I didn't think it was funny at all. Max grew quiet and his breathing laboured as we carried cartons down the corridor from the office to the elevator. The upper level of the mall was beginning to fill with shoppers.

When we arrived at the house, I got out of the truck and began to direct him down the steep drive. The slope and design of the laneway demanded three tight turns, a difficult enough manoeuvre in a car, and I had to keep sending him back up to make new approaches. He looked like he was becoming bewildered, as if he had been awakened by my voice, only to find that he was not in bed but seated at the impossible wheel. He'd hired a man with a backhoe to line the entire driveway with large boulders, and these now stymied the truck's progress. I said as much to him.

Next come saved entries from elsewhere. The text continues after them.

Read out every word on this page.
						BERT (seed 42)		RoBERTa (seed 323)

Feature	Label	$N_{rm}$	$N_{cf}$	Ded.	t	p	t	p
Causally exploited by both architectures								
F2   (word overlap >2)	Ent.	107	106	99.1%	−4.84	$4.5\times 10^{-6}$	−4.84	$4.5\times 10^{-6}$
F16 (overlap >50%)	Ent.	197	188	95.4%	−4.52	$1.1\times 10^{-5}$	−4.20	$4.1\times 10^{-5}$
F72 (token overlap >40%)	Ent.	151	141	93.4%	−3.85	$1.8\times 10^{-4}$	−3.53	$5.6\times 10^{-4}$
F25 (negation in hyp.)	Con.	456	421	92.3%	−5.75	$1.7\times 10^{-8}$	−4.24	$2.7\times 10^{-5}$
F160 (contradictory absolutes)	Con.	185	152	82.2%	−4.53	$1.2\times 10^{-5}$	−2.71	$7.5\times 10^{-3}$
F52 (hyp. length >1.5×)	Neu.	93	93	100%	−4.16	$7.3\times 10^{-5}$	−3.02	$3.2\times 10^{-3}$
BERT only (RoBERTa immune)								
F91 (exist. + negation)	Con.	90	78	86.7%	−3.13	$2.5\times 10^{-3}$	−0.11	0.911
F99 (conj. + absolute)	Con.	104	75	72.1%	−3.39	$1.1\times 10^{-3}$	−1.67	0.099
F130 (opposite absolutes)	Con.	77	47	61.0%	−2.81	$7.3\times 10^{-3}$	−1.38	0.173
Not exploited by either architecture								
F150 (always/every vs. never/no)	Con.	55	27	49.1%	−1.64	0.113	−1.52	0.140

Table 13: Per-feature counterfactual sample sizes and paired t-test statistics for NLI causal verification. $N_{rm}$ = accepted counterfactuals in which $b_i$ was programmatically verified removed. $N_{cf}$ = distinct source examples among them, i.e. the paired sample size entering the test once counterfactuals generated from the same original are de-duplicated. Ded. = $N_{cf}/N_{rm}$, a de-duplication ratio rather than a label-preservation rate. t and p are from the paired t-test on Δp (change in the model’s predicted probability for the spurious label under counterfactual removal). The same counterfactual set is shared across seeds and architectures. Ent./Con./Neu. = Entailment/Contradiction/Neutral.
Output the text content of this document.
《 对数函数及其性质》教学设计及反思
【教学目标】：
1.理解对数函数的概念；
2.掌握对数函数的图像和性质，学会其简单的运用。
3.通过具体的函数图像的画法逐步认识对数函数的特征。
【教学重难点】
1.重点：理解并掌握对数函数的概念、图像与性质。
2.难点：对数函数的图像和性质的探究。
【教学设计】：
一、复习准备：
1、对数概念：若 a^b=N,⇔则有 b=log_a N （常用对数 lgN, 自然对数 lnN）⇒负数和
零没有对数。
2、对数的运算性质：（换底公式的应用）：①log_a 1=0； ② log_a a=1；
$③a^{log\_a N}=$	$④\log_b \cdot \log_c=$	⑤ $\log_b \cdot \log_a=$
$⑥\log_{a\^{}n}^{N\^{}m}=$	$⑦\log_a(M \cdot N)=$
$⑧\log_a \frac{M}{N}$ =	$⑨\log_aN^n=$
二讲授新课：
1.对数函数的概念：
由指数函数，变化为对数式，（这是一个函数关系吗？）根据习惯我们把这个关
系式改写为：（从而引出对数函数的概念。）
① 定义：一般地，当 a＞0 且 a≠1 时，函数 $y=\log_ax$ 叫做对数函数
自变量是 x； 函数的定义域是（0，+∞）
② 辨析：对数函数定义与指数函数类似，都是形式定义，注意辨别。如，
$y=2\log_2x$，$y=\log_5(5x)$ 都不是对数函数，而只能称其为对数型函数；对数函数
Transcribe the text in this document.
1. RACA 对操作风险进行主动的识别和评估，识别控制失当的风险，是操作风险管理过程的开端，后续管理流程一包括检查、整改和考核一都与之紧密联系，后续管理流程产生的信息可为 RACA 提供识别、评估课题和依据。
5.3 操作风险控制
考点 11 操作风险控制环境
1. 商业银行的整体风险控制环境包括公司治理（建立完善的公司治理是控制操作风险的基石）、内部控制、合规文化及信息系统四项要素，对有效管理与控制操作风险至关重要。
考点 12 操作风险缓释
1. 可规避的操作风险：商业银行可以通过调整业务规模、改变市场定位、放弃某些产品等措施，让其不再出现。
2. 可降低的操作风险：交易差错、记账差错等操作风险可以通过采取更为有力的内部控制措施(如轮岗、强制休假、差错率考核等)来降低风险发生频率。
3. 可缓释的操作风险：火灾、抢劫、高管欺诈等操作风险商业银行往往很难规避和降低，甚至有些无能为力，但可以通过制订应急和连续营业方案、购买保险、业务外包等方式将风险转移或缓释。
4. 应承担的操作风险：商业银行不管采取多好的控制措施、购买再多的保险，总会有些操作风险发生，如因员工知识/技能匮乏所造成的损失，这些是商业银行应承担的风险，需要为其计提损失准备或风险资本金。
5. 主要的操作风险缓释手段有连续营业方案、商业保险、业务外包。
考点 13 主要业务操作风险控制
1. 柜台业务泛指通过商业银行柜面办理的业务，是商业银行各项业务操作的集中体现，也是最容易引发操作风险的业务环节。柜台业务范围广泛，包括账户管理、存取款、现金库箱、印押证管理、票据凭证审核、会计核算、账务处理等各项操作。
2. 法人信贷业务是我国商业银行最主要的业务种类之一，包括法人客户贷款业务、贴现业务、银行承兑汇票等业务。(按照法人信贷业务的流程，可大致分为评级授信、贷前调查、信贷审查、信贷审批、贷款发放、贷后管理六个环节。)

What I said—and I knew as soon as I'd said it that it was a poor choice of commentary—was that I wondered what had possessed him to make the approach to his house impassable.

He climbed down from the cab, leaving the driver's door wide open and the engine running, brushed by me, stomped down the pavement and slammed his way into the house. A man named Tim, who was married to Angela, one of Max's colleagues, brought the truck the rest of the way down.

Beth was sitting with Chandra on her bed, helping her sort through various piles of papers.